Even though many people influenced the invention of the refrigerator, a physician called John Gorrie constructed a working model of it in 1844 that is still used today.
The licence for the invention of the principle of freezing belongs to a German engineer Carl von Linde in 1877.
He invented a continuous way of liquefying gasses on a large scale. Refrigerators work on this mechanism today.
By the 19th century “Ice boxes’ had become quite popular and these would become the great grand fathers of our modern day refrigerators.
These ice boxes were wooden boxes lined with tin or zinc and had cork, sawdust, and seaweed to hold the blocks of ice in place. A drip pan collected the water that melted and had to empty every day.
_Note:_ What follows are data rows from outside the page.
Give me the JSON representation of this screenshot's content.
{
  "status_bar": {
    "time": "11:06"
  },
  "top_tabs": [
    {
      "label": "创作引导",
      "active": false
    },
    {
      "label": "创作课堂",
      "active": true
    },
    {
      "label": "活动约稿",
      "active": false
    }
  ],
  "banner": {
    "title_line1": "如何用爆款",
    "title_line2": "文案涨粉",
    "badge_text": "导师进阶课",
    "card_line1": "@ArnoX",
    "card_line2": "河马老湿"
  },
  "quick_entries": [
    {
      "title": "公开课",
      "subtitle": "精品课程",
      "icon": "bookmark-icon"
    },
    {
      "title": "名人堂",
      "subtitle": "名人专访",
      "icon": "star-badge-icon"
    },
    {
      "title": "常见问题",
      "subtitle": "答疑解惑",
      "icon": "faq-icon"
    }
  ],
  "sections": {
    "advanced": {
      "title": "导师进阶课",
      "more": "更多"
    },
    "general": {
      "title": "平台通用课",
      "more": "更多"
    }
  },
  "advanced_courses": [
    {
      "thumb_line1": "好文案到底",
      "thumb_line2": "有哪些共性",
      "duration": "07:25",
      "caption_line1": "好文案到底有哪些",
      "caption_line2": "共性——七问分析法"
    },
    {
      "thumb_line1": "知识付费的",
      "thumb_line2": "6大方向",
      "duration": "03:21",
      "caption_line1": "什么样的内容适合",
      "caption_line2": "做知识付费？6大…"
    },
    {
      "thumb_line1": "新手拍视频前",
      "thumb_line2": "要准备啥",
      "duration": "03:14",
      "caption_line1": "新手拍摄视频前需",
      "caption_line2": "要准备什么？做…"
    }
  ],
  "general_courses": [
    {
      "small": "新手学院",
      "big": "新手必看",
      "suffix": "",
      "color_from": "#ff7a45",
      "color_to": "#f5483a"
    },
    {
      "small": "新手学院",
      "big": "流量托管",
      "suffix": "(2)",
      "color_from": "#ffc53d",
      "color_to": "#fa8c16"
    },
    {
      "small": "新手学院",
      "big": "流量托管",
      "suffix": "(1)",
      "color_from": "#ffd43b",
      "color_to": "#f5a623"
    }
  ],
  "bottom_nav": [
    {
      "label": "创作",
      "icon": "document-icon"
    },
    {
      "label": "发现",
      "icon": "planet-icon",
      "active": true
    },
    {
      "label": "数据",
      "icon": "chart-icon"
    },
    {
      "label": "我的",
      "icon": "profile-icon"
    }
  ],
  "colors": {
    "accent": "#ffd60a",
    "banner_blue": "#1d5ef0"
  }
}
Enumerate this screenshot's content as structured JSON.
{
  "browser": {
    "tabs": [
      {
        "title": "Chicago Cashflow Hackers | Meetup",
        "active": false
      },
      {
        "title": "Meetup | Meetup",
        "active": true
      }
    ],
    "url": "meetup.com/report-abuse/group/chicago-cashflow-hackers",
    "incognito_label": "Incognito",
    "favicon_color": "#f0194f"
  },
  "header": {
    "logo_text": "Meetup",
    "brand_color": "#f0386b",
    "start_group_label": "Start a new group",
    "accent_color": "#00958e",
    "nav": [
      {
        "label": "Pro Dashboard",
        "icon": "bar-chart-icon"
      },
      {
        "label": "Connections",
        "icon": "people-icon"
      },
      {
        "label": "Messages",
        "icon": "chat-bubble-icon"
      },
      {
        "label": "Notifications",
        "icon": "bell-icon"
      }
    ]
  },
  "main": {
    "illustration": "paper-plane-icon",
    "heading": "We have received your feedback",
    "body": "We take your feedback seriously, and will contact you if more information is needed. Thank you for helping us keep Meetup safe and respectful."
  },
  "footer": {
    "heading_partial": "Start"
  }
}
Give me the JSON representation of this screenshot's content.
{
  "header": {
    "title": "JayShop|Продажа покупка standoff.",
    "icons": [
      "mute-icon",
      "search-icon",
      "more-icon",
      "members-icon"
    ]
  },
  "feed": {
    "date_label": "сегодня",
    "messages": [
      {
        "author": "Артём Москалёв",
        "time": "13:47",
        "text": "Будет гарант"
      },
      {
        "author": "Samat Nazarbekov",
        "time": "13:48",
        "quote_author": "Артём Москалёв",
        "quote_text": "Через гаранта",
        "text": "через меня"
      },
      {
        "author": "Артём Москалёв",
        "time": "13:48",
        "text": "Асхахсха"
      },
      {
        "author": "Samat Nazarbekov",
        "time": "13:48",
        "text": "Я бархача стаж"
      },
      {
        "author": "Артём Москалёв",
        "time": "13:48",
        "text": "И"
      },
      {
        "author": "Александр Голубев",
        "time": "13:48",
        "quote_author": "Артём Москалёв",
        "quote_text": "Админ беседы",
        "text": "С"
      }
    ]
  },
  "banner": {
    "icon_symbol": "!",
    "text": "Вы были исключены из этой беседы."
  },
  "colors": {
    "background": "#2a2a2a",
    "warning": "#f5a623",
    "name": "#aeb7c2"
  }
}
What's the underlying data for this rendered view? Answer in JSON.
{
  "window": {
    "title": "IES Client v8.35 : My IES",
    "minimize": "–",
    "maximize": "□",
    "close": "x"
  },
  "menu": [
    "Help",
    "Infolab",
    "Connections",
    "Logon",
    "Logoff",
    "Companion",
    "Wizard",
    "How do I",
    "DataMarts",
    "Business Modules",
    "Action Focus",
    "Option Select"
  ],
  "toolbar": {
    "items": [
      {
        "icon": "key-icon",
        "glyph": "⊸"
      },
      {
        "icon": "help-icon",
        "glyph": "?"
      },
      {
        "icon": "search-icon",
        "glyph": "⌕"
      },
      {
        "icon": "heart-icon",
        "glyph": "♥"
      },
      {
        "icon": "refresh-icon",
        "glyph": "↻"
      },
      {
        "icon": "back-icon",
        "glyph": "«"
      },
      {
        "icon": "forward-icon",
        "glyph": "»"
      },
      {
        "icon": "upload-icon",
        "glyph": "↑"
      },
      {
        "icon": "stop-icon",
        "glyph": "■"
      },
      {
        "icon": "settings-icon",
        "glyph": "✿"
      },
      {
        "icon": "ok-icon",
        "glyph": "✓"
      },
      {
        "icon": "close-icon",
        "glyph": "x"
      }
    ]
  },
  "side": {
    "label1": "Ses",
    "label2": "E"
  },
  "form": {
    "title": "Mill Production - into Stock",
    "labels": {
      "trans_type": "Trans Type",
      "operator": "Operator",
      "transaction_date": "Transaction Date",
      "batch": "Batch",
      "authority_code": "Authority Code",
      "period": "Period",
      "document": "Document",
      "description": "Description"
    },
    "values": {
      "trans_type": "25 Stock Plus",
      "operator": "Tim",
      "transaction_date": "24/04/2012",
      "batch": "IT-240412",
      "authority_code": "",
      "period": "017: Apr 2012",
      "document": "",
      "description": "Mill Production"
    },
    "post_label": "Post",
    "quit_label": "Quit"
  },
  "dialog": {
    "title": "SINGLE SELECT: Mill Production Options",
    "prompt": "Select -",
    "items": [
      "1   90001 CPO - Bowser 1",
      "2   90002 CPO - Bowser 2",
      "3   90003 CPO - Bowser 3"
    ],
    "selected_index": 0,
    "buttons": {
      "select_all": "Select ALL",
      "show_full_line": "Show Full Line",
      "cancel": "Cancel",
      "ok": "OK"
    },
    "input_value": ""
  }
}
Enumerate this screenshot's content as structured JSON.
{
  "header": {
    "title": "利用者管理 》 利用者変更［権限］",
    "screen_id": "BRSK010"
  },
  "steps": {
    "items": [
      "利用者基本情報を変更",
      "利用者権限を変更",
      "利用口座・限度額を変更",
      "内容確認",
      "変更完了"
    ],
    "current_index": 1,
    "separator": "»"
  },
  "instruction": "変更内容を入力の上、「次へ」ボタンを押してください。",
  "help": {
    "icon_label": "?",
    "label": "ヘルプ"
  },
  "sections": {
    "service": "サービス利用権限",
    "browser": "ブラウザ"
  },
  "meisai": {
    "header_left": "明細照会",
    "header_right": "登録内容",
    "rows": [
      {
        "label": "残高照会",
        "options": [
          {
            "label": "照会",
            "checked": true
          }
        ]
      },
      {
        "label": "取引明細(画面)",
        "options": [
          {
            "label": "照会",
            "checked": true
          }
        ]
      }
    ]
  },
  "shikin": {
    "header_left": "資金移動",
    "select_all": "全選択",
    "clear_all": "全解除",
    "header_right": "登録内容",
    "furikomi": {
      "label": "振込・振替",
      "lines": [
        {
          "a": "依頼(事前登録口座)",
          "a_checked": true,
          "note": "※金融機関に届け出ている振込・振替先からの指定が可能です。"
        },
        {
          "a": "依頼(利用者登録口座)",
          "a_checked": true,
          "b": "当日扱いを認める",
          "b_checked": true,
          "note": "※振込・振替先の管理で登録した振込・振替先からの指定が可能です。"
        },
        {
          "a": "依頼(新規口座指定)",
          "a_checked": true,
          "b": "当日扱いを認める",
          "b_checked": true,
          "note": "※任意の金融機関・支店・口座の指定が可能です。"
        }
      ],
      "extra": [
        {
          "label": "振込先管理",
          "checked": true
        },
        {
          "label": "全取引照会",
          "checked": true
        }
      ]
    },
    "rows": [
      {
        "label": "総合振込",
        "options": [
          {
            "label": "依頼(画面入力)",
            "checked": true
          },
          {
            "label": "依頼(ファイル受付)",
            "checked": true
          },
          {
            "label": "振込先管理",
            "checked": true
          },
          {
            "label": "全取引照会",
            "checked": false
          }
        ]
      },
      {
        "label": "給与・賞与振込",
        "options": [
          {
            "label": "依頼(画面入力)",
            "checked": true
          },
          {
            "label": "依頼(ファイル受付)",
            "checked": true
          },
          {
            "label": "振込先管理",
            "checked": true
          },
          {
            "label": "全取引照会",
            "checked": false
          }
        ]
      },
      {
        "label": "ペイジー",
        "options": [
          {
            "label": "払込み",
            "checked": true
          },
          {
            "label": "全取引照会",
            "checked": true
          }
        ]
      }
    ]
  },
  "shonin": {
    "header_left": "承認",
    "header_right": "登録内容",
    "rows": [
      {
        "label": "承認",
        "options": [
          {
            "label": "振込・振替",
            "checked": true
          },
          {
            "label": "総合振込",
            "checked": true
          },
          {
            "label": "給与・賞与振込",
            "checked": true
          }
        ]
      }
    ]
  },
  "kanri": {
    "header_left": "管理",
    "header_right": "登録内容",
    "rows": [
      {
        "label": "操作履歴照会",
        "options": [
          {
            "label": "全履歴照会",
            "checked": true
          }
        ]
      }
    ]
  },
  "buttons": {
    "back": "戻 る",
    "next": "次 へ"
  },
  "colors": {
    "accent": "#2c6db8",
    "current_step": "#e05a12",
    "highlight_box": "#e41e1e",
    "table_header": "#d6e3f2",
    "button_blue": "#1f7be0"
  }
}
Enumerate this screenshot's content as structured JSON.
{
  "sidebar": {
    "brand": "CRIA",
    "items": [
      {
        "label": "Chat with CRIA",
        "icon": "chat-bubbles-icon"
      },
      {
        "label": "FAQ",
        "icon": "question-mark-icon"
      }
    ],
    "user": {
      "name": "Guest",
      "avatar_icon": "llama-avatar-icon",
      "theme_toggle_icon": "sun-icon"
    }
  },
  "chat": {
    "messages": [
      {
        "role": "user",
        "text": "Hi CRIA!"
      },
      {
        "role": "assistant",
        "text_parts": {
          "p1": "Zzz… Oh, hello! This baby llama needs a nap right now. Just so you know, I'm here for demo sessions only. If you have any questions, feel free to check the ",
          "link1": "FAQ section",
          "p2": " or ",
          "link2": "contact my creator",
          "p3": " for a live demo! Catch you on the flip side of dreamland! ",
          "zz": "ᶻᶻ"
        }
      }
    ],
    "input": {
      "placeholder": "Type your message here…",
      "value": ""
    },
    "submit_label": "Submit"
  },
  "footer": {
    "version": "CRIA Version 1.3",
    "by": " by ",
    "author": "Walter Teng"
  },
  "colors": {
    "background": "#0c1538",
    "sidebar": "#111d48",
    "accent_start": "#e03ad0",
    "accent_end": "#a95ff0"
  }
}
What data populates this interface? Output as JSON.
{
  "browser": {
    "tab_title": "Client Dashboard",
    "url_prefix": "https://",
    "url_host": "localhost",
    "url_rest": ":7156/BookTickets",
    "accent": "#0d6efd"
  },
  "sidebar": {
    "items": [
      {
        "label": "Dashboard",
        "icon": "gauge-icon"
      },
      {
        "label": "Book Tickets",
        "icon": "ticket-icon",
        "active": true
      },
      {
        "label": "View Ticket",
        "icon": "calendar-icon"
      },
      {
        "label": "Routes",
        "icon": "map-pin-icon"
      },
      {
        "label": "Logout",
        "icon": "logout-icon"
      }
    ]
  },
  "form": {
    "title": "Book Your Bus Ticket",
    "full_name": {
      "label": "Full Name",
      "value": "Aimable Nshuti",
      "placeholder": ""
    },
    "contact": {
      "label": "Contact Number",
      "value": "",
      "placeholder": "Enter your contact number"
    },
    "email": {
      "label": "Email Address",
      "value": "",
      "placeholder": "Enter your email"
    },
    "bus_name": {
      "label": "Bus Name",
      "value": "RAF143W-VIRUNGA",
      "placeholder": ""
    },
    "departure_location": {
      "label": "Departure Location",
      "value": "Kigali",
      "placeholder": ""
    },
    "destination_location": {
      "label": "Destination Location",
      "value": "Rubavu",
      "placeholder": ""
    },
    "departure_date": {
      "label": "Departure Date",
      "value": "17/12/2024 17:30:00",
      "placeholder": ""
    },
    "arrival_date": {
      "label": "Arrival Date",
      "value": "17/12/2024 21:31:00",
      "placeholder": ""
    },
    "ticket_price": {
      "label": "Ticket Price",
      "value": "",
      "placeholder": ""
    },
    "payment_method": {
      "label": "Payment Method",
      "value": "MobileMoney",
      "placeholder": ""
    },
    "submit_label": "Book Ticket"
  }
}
The ice had to constantly replaced, and it was done by purchasing blocks of ice from the “ice man” who used to ride his wagon in the streets.
Later improvements on the icebox used toxic gasses, which caused many accidents and were then not used anymore.
In 1911, General Electric released perhaps one of the earliest working models of the fridge, which operated on Freon, a safer gas than those used earlier.
Two years later the first fridge for home use was introduced, and from then on, the refrigerator saw massive improvements and modifications.
Today the refrigerator is a common household appliance which as a heat insulated section and a heat pump (often electrical) which sends heat from the inside of the fridge outside, so that the inside is cooled to a temperature below room temperature.
In America, almost 99.5% of Americans have fridges in their homes, and these appliances have become common furniture in restaurants, hotels, subway stations, and businesses.
Modern fridges have two sections; the bigger fridge compartment with a temperature above the freezing point of water, and the freezer with a temperature below the freezing point of water.
There are also many new features that have been introduced like the automatic defrosting (so that the ice formation does not get too much), chilled water dispensers, adjustable shelves and trays, temperature display, controls, indoor ice maker, and many more.
Modern refrigerators are made to be energy efficient; that is they do not use as much energy as earlier, but the energy that they do use is utilized to the maximum.
With the increase in environmental awareness, refrigerators are built so that no harmful gasses (greenhouse gasses) are released.
Solar water heating systems are made from old refrigerators. Some others have been modified for low-income families and exchange programmes of ‘change your old refrigerator for a new one’ have been started.
These old refrigerators are recycled so that their different parts like the gas, copper, class and iron can be used for other things, without polluting the environment.